UK 2015                      102 minutes

Director:                      Gavin Hood

Starring:                        Helen Mirren, Aaron Paul, Alan Rickman and Barkhad Abdi

Awards and Nominations

  • One nomination for Best Narrative Feature at Palm Springs International Film Festival
“Here, the South African director Gavin Hood assembles an A-list ensemble cast (including Alan Rickman in his last on-screen role) for a provocatively tense thriller that negotiates the moral minefields of its thorny subject matter in crowd-pleasing fashion.”

Mark Kermode

Colonel Katherine Powell (Helen Mirren) is remotely commanding a drone operation to capture a group of dangerous terrorists in Nairobi. The mission suddenly escalates from a “capture” to a “kill” operation and the members of the military have to work with politicians and lawyers thousands of miles away from the action to gain their approval before they can strike.
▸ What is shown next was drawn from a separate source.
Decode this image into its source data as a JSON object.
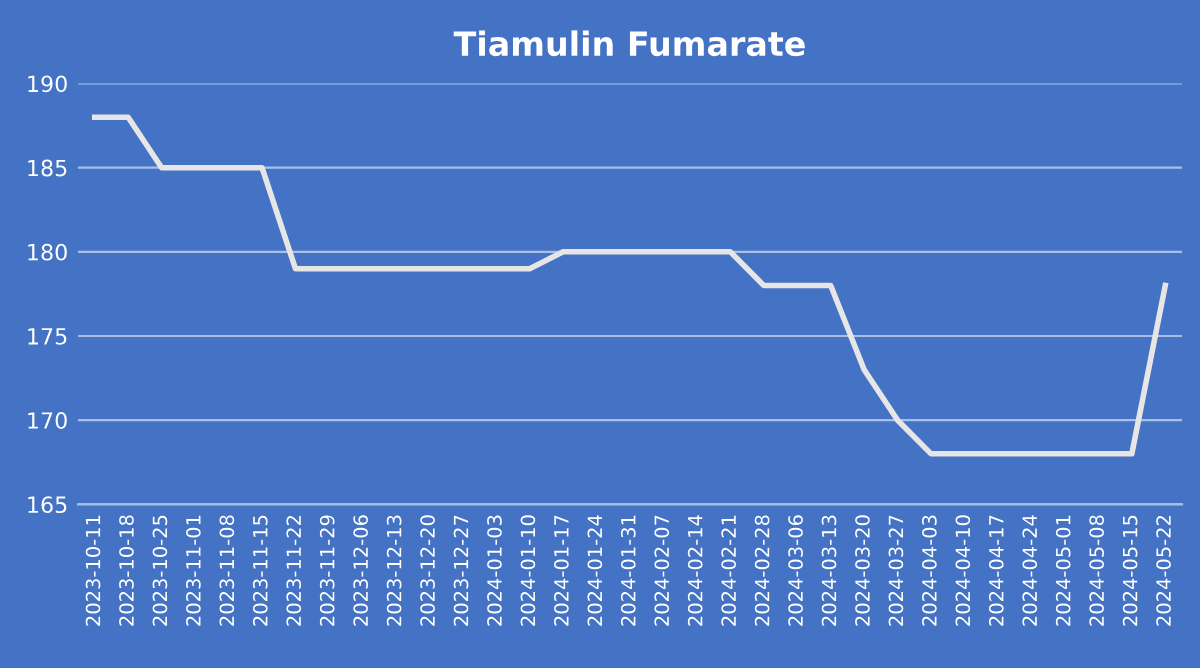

The film has a complex production history, with Guy Hibbert’s screenplay being initially developed by BBC Films before Gavin Hood was appointed director and, subsequently, Colin Firth’s production company becoming involved to make the film. Firth himself planned to play the part of James Willett the UK Foreign Secretary, but the role was ultimately played by Iain Glen with Firth’s sole involvement being a credit as one of the film’s producers. Director Gavin Hood made the entire film in South Africa, but none of the four leading actors met up during the production: rather Hood filmed each of them alone to reflect their separate specific locations in the story. On its release the film received many positive reviews with critics commenting both on the cerebral spin it gave to the modern political thriller as well as the powerful acting of its cast.

Gavin Hood made his name with the South African drama Tsotsi (2005) which won an Oscar for Best Foreign Language Film before moving to the US where his more commercial films have included X-Men Origins: Wolverine (2009) and the science fiction epic Ender’s Game (2013).
 
Here's the trailer:
 
 


 

Wednesday, October 12, 2016

The Wars of the Roses

Over the past week I've finally managed to catch up with the brilliant BBC adaptation of Shakespeare's Henry VI and Richard III plays, ie The Wars of the Roses.

I've seen Richard III several times (with Anthony Sher, Ian McKellen and Kevin Spacey playing the king): each was brilliant in very different productions: traditional, a fascist 1930s, and mid-Atlantic. However these were standalone productions and it is only when you see how Richard develops over the three parts of Henry VI that you can fully understand all the historical background. Having also recently visited Laycock Abbey which was used as a location it was interesting to see how well it worked on screen.

It was no surprise to discover that Benedict Cumberpatch was brilliant in the lead role, but the production had casting in depth with Judi Dench and many other superb actors in supporting roles.

However having watched it at a time when news of the US presidential elections is flooding media as I watched the plays I began to see a strange and unexpected counterpoint to the drama. And then this morning I read this:

http://www.nytimes.com/2016/10/09/opinion/sunday/shakespeare-explains-the-2016-election.html?_r=0

Years ago I read a book called Shakespeare Our Contemporary while studying A Level English. Now I know that Shakespeare will always be our contemporary.